I’m using Ubuntu-20.04.
I start with
import tensorflow as tf
and I get the following warning:
2020-09-15 13:27:32.929958: W tensorflow/stream_executor/platform/default/dso_loader.cc:59] Could not load dynamic library 'libcudart.so.10.1'; dlerror: libcudart.so.10.1: cannot open shared object file: No such file or directory
although I installed the cuda drivers:
$ /usr/local/cuda-11.0/samples/bin/x86_64/linux/release/deviceQuery
/usr/local/cuda-11.0/samples/bin/x86_64/linux/release/deviceQuery Starting...
CUDA Device Query (Runtime API) version (CUDART static linking)
Detected 1 CUDA Capable device(s)
Device 0: "GeForce MX150"
CUDA Driver Version / Runtime Version 11.1 / 11.0
CUDA Capability Major/Minor version number: 6.1
Total amount of global memory: 2048 MBytes (2147483648 bytes)
( 3) Multiprocessors, (128) CUDA Cores/MP: 384 CUDA Cores
GPU Max Clock rate: 1532 MHz (1.53 GHz)
Memory Clock rate: 3004 Mhz
Memory Bus Width: 64-bit
L2 Cache Size: 524288 bytes
Maximum Texture Dimension Size (x,y,z) 1D=(131072), 2D=(131072, 65536), 3D=(16384, 16384, 16384)

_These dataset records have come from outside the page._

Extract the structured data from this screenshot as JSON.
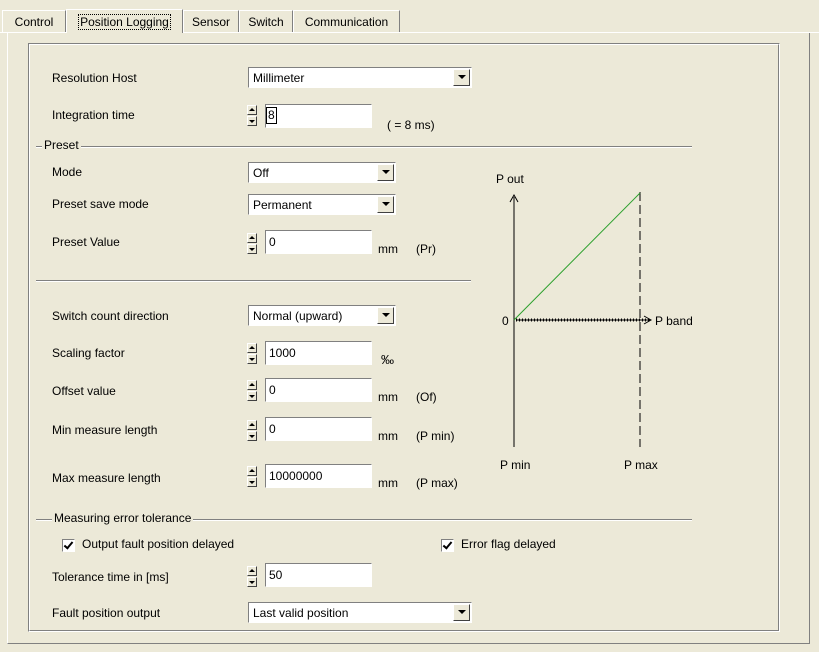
{
  "tabs": [
    "Control",
    "Position Logging",
    "Sensor",
    "Switch",
    "Communication"
  ],
  "fields": {
    "resolution_host": {
      "label": "Resolution Host",
      "value": "Millimeter"
    },
    "integration_time": {
      "label": "Integration time",
      "value": "8",
      "suffix": "( = 8 ms)"
    },
    "preset_section": "Preset",
    "mode": {
      "label": "Mode",
      "value": "Off"
    },
    "preset_save_mode": {
      "label": "Preset save mode",
      "value": "Permanent"
    },
    "preset_value": {
      "label": "Preset Value",
      "value": "0",
      "unit": "mm",
      "tag": "(Pr)"
    },
    "switch_count_direction": {
      "label": "Switch count direction",
      "value": "Normal (upward)"
    },
    "scaling_factor": {
      "label": "Scaling factor",
      "value": "1000",
      "unit": "‰"
    },
    "offset_value": {
      "label": "Offset value",
      "value": "0",
      "unit": "mm",
      "tag": "(Of)"
    },
    "min_measure_length": {
      "label": "Min measure length",
      "value": "0",
      "unit": "mm",
      "tag": "(P min)"
    },
    "max_measure_length": {
      "label": "Max measure length",
      "value": "10000000",
      "unit": "mm",
      "tag": "(P max)"
    },
    "error_section": "Measuring error tolerance",
    "output_fault_delayed": {
      "label": "Output fault position delayed",
      "checked": true
    },
    "error_flag_delayed": {
      "label": "Error flag delayed",
      "checked": true
    },
    "tolerance_time": {
      "label": "Tolerance time in [ms]",
      "value": "50"
    },
    "fault_position_output": {
      "label": "Fault position output",
      "value": "Last valid position"
    }
  },
  "diagram": {
    "p_out": "P out",
    "zero": "0",
    "p_band": "P band",
    "p_min": "P min",
    "p_max": "P max",
    "line_color": "#2ca02c"
  }
}
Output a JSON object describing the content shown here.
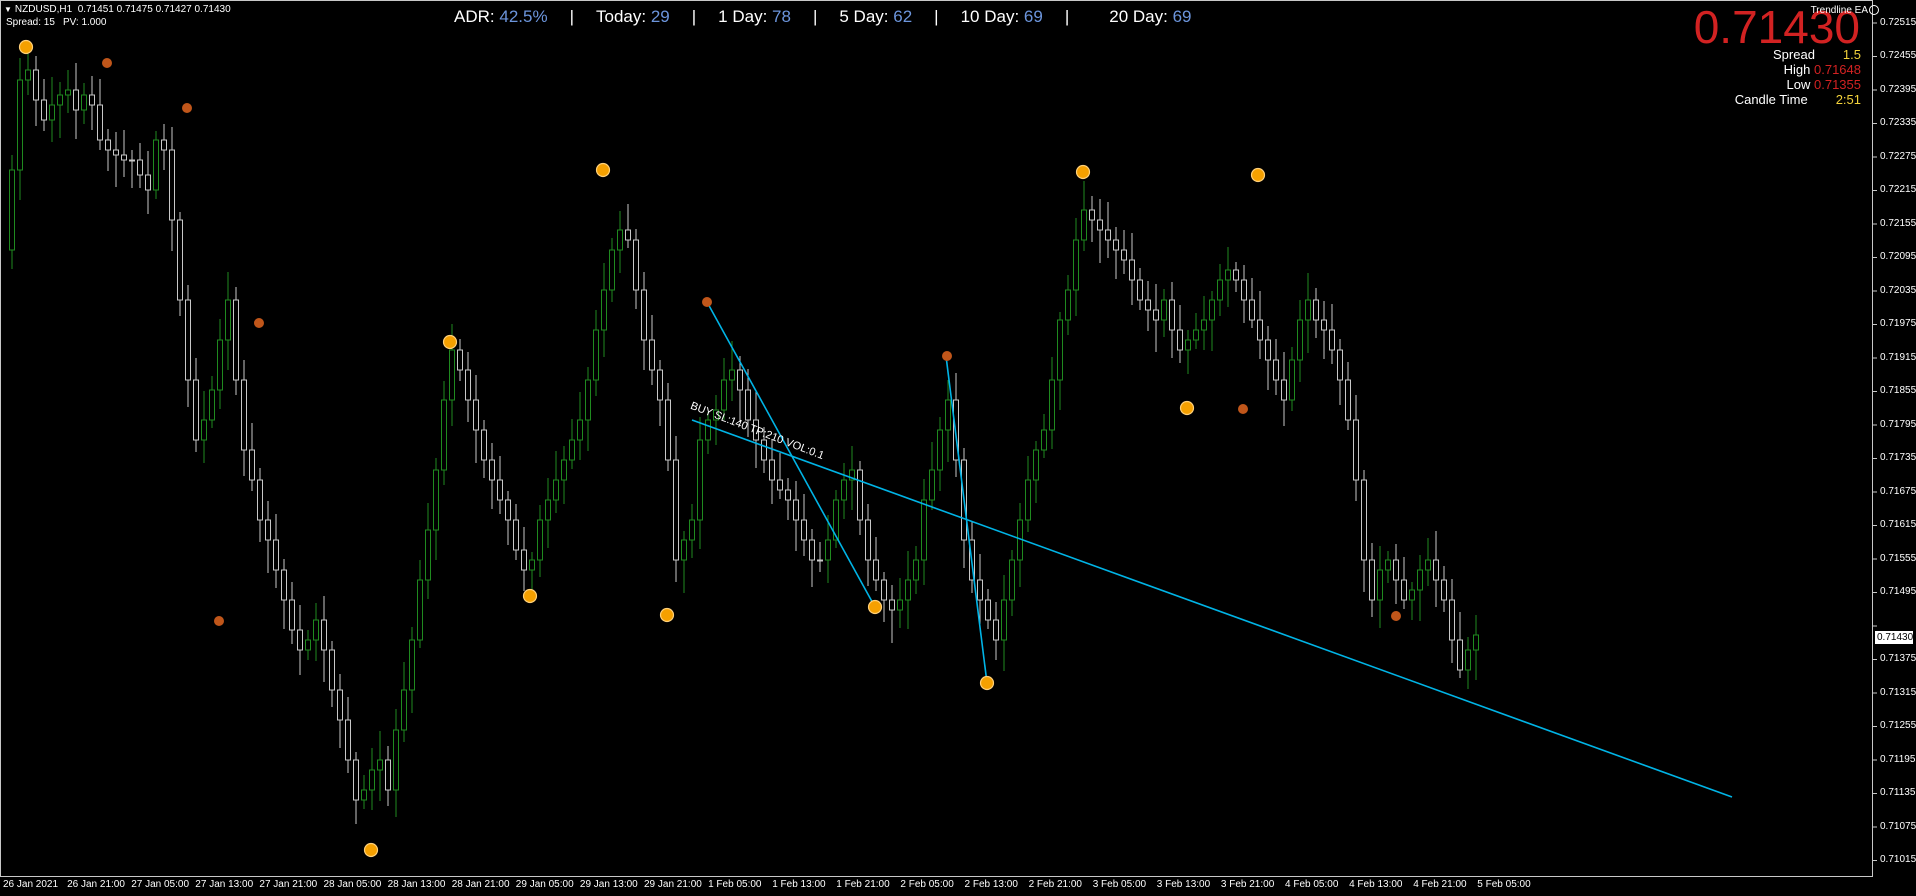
{
  "symbol_line": {
    "symbol": "NZDUSD,H1",
    "ohlc": "0.71451 0.71475 0.71427 0.71430"
  },
  "sub_line": {
    "spread": "Spread: 15",
    "pv": "PV: 1.000"
  },
  "adr_bar": {
    "adr_label": "ADR:",
    "adr_value": "42.5%",
    "today_label": "Today:",
    "today_value": "29",
    "day1_label": "1 Day:",
    "day1_value": "78",
    "day5_label": "5 Day:",
    "day5_value": "62",
    "day10_label": "10 Day:",
    "day10_value": "69",
    "day20_label": "20 Day:",
    "day20_value": "69",
    "separator": "|"
  },
  "ea_label": "Trendline EA",
  "big_price": "0.71430",
  "info_panel": {
    "spread_label": "Spread",
    "spread_value": "1.5",
    "high_label": "High",
    "high_value": "0.71648",
    "low_label": "Low",
    "low_value": "0.71355",
    "candle_label": "Candle Time",
    "candle_value": "2:51"
  },
  "current_price_tag": "0.71430",
  "trade_label": "BUY SL:140  TP:210  VOL:0.1",
  "price_axis": [
    "0.72515",
    "0.72455",
    "0.72395",
    "0.72335",
    "0.72275",
    "0.72215",
    "0.72155",
    "0.72095",
    "0.72035",
    "0.71975",
    "0.71915",
    "0.71855",
    "0.71795",
    "0.71735",
    "0.71675",
    "0.71615",
    "0.71555",
    "0.71495",
    "0.71430",
    "0.71375",
    "0.71315",
    "0.71255",
    "0.71195",
    "0.71135",
    "0.71075",
    "0.71015"
  ],
  "time_axis": [
    "26 Jan 2021",
    "26 Jan 21:00",
    "27 Jan 05:00",
    "27 Jan 13:00",
    "27 Jan 21:00",
    "28 Jan 05:00",
    "28 Jan 13:00",
    "28 Jan 21:00",
    "29 Jan 05:00",
    "29 Jan 13:00",
    "29 Jan 21:00",
    "1 Feb 05:00",
    "1 Feb 13:00",
    "1 Feb 21:00",
    "2 Feb 05:00",
    "2 Feb 13:00",
    "2 Feb 21:00",
    "3 Feb 05:00",
    "3 Feb 13:00",
    "3 Feb 21:00",
    "4 Feb 05:00",
    "4 Feb 13:00",
    "4 Feb 21:00",
    "5 Feb 05:00"
  ],
  "colors": {
    "background": "#000000",
    "bull_candle": "#1f8a1f",
    "bear_candle": "#c8c8c8",
    "trendline": "#00b4e6",
    "marker_major": "#f5a000",
    "marker_minor": "#c0561a",
    "big_price": "#d22222",
    "adr_value": "#6c95dc"
  }
}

Maximum Layered 1D Texture Size, (num) layers 1D=(32768), 2048 layers
Maximum Layered 2D Texture Size, (num) layers 2D=(32768, 32768), 2048 layers
Total amount of constant memory: 65536 bytes
Total amount of shared memory per block: 49152 bytes
Total number of registers available per block: 65536
Warp size: 32
Maximum number of threads per multiprocessor: 2048
Maximum number of threads per block: 1024
Max dimension size of a thread block (x,y,z): (1024, 1024, 64)
Max dimension size of a grid size (x,y,z): (2147483647, 65535, 65535)
Maximum memory pitch: 2147483647 bytes
Texture alignment: 512 bytes
Concurrent copy and kernel execution: Yes with 1 copy engine(s)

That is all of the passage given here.